L’insécurité règne au cœur de Paris. Particulièrement visé, le quartier du Marais où se produisent de nombreux accidents douteux, qu’on suppose d’origine criminelle. Les autorités de la capitale s’en inquiètent, mettant tout en œuvre pour faire cesser cette série meurtrière… C’est l’ambiance parisienne à la fin de l’époque Louis XVI que ce passionné d’Histoire qu’est Pierre-Alain Mesplède nous invite à découvrir dans “Les caïmans du Marais” (Éd.Pascal Galodé, 2009). En effet, en ce mois de novembre 1787, plusieurs accidents ont été causés par des charrettes de foin trop chargées. Il arrive que des ballots tombent sur les passants et les tuent. Le commissaire Davier désigne le compétent policier Malvy, afin qu’il enquête sur chacun des cas en question.
Grâce à ses mouches (ses indics) fréquentant les auberges du quartier, il espère d’utiles renseignements. Dans le Marais, des bandits appelés “caïmans” sont à l’affût de tous les mauvais coups. Ainsi, Jehan Le Roux et sa bande ont repéré le jour du transfert d’or mensuel destiné au fils Fournier, à partir de chez sa mère la veuve Fournier, riche orfèvre. Dans le cas du savetier Verbois, ce fut un vrai accident. Toutefois, Malvy s’aperçoit que le sieur Rabineau, propriétaire charretier, n’est pas totalement innocent. La mort de la mère Cornebœuf a été provoquée car, comme dans tous les accidents suspects, on a repéré un cheval à la robe pommelée tirant le chariot de foin.

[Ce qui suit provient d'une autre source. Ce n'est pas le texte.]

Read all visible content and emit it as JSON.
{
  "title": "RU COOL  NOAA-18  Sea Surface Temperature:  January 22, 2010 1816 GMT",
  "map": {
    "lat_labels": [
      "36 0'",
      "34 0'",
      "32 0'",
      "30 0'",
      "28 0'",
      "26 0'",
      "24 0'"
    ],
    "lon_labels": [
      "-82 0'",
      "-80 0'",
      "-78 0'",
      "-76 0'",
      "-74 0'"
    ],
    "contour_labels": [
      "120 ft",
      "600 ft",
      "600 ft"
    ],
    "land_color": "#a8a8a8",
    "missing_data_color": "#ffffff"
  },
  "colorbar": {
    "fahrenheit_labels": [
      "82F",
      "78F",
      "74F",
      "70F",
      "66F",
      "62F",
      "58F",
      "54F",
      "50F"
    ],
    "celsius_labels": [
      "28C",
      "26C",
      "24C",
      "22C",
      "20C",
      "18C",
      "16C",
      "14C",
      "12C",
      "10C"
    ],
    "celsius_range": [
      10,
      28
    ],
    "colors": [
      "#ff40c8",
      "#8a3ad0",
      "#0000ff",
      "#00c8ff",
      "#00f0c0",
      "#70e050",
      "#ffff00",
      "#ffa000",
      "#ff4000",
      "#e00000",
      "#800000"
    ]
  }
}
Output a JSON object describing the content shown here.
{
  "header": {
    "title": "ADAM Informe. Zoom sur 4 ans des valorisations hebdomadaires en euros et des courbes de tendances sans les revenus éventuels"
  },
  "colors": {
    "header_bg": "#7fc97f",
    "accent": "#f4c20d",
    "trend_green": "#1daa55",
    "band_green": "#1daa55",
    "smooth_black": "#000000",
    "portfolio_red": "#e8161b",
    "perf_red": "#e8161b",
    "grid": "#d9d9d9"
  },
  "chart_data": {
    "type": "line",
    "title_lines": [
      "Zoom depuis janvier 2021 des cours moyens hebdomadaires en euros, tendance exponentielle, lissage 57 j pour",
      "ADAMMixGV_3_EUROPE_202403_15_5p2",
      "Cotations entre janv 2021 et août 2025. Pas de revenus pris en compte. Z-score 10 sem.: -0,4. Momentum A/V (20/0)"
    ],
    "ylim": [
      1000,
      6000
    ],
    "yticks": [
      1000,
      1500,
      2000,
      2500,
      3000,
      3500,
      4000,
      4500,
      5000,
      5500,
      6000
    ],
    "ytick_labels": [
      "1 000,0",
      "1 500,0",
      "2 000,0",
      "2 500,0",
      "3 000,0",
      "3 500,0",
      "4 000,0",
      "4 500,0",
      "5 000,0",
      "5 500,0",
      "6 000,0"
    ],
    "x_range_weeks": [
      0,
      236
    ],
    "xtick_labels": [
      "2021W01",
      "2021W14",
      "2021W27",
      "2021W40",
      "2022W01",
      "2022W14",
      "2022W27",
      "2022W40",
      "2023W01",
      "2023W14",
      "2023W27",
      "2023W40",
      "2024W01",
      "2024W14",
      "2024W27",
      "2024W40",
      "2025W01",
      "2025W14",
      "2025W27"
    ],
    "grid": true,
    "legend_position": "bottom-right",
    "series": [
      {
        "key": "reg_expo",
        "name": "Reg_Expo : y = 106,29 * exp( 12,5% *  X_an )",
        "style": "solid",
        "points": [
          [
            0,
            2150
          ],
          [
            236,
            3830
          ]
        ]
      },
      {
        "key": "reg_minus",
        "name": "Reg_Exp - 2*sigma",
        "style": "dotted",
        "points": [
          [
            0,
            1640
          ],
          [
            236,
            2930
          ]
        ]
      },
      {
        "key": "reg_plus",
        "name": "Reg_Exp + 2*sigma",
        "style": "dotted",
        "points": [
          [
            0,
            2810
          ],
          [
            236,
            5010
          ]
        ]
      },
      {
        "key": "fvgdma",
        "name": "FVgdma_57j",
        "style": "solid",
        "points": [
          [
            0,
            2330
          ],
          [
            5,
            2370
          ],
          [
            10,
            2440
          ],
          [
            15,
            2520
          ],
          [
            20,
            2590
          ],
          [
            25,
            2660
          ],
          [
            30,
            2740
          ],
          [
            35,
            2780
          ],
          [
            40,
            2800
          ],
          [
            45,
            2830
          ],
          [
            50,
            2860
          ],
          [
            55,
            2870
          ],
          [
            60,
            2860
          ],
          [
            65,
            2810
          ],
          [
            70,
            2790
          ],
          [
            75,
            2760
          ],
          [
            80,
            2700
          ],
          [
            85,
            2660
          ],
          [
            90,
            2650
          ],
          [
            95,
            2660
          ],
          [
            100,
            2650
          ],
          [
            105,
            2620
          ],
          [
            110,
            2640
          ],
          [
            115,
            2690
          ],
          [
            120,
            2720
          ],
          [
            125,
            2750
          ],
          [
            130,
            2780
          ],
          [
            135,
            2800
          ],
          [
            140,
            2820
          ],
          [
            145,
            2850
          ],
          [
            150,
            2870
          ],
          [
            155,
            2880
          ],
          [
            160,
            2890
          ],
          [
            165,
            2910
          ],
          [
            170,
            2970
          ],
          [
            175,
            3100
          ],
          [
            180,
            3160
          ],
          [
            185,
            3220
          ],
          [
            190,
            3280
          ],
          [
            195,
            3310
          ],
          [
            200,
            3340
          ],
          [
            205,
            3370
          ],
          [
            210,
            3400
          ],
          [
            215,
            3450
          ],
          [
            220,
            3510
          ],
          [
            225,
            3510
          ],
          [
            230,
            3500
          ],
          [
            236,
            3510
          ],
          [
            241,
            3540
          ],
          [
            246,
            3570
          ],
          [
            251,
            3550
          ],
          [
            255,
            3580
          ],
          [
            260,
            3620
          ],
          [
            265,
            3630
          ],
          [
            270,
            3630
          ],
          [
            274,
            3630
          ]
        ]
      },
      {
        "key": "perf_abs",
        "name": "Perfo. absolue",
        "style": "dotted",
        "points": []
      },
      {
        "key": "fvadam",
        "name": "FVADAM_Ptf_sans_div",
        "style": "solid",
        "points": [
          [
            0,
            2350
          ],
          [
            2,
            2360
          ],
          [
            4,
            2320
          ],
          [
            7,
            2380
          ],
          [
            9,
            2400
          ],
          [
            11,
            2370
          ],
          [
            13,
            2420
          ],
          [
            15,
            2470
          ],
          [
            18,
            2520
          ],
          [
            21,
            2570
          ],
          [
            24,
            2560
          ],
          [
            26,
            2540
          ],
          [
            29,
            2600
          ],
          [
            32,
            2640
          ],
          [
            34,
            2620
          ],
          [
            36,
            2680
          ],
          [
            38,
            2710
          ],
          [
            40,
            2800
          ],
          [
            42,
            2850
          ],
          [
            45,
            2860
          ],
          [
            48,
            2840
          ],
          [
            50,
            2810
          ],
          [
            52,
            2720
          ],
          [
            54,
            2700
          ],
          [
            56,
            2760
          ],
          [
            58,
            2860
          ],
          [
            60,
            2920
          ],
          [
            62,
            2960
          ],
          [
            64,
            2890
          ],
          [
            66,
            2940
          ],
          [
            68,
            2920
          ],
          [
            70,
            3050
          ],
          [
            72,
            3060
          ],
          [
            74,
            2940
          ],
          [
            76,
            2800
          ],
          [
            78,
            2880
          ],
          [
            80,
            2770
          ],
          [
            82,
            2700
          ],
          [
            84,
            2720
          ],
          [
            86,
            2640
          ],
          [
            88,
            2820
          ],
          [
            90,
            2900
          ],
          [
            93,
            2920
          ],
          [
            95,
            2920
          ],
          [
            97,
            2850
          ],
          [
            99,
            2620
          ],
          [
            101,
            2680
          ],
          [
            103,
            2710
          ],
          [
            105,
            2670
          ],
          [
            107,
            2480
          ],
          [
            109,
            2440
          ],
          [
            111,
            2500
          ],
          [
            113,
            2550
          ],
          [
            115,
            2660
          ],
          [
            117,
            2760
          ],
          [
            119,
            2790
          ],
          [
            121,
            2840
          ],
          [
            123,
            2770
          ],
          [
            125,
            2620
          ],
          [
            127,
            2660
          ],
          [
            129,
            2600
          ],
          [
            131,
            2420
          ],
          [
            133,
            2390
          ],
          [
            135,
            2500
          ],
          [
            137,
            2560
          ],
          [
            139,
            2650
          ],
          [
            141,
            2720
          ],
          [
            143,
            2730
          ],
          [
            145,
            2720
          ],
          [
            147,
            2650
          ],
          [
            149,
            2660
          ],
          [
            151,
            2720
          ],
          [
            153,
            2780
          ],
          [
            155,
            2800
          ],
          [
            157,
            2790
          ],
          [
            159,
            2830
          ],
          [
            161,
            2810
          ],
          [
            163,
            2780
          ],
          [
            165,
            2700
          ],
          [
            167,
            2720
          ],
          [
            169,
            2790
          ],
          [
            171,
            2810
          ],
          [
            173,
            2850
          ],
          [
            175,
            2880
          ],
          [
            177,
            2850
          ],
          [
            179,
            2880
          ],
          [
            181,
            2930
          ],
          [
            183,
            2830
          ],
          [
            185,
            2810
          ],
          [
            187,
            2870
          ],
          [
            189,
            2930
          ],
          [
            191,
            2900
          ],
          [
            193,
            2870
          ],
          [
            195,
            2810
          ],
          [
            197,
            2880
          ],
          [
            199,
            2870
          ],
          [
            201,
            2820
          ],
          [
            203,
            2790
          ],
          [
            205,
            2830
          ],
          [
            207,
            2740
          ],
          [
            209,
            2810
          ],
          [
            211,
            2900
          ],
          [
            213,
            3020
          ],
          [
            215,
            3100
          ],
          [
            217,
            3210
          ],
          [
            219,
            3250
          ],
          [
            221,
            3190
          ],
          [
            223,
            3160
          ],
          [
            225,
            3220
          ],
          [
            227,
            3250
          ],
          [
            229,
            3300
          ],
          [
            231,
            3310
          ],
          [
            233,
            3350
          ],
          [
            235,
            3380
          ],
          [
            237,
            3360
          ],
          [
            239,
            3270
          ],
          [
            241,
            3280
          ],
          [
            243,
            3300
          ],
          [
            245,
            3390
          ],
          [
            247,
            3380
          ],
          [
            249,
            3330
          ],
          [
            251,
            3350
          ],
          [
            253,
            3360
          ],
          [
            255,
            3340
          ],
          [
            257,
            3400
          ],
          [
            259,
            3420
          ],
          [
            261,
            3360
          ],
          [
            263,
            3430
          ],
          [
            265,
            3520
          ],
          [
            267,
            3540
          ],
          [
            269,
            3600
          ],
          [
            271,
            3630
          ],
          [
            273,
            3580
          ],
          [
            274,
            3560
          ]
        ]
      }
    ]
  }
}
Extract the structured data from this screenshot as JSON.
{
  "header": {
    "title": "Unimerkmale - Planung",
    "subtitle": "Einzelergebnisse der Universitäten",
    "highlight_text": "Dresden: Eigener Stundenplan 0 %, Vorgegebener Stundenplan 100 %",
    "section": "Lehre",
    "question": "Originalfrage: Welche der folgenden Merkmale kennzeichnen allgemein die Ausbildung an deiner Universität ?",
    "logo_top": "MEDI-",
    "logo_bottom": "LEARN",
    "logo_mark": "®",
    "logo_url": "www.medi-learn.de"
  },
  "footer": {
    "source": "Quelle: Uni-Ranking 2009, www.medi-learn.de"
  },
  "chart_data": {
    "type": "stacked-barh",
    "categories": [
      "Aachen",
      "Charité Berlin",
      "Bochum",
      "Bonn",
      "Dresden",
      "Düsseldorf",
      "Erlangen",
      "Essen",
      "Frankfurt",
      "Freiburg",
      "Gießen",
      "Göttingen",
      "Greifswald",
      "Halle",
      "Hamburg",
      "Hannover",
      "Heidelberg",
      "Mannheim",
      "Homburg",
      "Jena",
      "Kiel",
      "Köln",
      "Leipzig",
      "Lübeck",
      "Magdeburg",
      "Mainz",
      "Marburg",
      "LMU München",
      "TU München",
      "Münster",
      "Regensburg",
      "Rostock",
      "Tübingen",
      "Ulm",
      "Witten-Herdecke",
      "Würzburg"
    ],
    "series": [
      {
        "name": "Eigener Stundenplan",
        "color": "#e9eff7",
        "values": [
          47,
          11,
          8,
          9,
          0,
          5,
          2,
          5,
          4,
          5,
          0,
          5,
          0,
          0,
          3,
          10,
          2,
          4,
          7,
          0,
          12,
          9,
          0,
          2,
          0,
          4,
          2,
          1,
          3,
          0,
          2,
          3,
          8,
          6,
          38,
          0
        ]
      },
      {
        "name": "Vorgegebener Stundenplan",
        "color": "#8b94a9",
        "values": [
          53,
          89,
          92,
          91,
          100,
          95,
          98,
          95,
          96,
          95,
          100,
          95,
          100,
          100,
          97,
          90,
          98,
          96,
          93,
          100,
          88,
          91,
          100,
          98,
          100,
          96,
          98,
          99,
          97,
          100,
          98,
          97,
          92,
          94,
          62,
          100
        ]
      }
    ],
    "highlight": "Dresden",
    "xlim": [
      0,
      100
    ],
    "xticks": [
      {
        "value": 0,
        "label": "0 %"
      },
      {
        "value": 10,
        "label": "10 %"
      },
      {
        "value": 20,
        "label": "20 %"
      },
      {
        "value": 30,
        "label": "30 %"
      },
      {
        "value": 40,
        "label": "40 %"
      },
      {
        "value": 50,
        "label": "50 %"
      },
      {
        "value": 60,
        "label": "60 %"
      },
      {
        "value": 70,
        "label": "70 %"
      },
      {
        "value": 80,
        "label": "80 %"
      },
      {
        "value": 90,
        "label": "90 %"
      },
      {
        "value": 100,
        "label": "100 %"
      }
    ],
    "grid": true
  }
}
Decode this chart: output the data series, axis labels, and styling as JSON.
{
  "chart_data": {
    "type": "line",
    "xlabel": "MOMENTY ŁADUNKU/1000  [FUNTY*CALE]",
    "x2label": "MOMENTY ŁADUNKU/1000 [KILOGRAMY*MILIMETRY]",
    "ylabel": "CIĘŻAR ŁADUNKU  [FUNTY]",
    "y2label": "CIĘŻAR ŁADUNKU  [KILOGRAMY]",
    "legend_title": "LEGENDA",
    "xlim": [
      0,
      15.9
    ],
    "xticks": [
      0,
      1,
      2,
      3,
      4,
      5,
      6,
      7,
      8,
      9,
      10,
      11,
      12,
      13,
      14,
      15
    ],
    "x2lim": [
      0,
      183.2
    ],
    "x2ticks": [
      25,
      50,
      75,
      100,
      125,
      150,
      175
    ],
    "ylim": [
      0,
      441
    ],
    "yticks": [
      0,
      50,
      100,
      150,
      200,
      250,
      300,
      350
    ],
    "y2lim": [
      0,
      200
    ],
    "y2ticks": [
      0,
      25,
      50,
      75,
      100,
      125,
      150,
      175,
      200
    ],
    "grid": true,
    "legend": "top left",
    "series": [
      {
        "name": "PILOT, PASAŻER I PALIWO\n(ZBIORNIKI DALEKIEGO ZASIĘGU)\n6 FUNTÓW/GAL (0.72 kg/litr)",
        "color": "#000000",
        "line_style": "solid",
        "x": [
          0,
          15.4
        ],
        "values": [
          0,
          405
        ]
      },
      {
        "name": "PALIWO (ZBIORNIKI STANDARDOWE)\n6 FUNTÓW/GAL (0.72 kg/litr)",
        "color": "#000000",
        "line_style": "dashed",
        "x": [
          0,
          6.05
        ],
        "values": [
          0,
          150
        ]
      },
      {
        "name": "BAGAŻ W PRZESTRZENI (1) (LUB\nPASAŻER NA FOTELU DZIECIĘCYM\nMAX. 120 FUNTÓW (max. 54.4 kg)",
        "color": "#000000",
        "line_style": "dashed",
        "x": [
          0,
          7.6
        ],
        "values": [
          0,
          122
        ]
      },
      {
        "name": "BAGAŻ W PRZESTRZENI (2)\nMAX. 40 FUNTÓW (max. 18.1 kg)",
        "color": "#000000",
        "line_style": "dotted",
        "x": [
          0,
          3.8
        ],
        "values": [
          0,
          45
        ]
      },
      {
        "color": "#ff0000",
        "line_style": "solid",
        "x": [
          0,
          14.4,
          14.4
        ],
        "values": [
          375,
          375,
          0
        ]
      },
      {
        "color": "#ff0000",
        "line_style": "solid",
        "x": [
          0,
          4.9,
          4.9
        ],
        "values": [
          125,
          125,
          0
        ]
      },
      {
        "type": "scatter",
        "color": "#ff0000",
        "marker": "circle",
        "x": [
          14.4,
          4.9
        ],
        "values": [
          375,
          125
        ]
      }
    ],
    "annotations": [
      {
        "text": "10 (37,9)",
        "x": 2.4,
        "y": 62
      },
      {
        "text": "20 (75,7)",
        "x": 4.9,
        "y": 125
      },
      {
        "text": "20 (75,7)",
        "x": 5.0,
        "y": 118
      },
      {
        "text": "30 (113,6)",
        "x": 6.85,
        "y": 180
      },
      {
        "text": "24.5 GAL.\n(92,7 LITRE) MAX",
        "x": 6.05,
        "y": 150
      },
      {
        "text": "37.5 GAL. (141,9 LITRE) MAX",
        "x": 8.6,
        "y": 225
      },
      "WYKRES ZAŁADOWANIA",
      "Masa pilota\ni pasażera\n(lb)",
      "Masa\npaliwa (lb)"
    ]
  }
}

Nicolas Lecœur est aujourd’hui Premier violon dans l’orchestre dirigé par M.de Saint-George, un métis très apprécié par Marie-Antoinette et sa cour. Dans les soirées mondaines, Nicolas et son amie Marianne croisent les célébrités du moment, compositeurs et comédiennes, et même M.de Lafayette. Danseur à l’Opéra et camarade de Nicolas, Auguste Vestris participe à ces festivités. Dans leur entourage, la mort du violoniste Philippe de l’Estoile pourrait être un accident réel, rien de sûr. Pourtant le témoignage de Marianne, servante d’auberge, aiderait sûrement à identifier une bande de “caïmans”.
Le meurtre de M.de Lantenay, architecte victime d’un ballot de foin, n’est pas si compliqué à solutionner. Il y a aussi celui du prêteur sur gages Josuah Lévy, dont les feuilles de comptes vont aider la police. Plus incertain est le cas de la marquise de Lagny, tuée avec le laquais qui la protégeait, probablement par des “caïmans”. Le décès de cette joueuse invétérée profite à son neveu, le comte de Saint-Priest, mais ça ne constitue pas une preuve. Bientôt se profile une piste sérieuse…
Grâce aux musiciens d’un orchestre prisé par la Cour, l’auteur nous présente mondanités et milieux huppés, agrémentés de nombreux détails historiques. Mais c’est dans le Paris populaire, dans les ruelles et tavernes du quartier du Marais, que se déroule l’intrigue criminelle proprement dite. Indices et déductions permettent à Malvy de résoudre plusieurs cas, même si en ce temps-là, on ne mène pas une enquête de la même façon qu’aujourd’hui. Bien sûr, les indics apportent déjà une aide précieuse. Menacer les coupables de la “question” suffit pour obtenir leurs aveux. Un voyage très plaisant (et fort bien documenté) à la fin du 18ème siècle.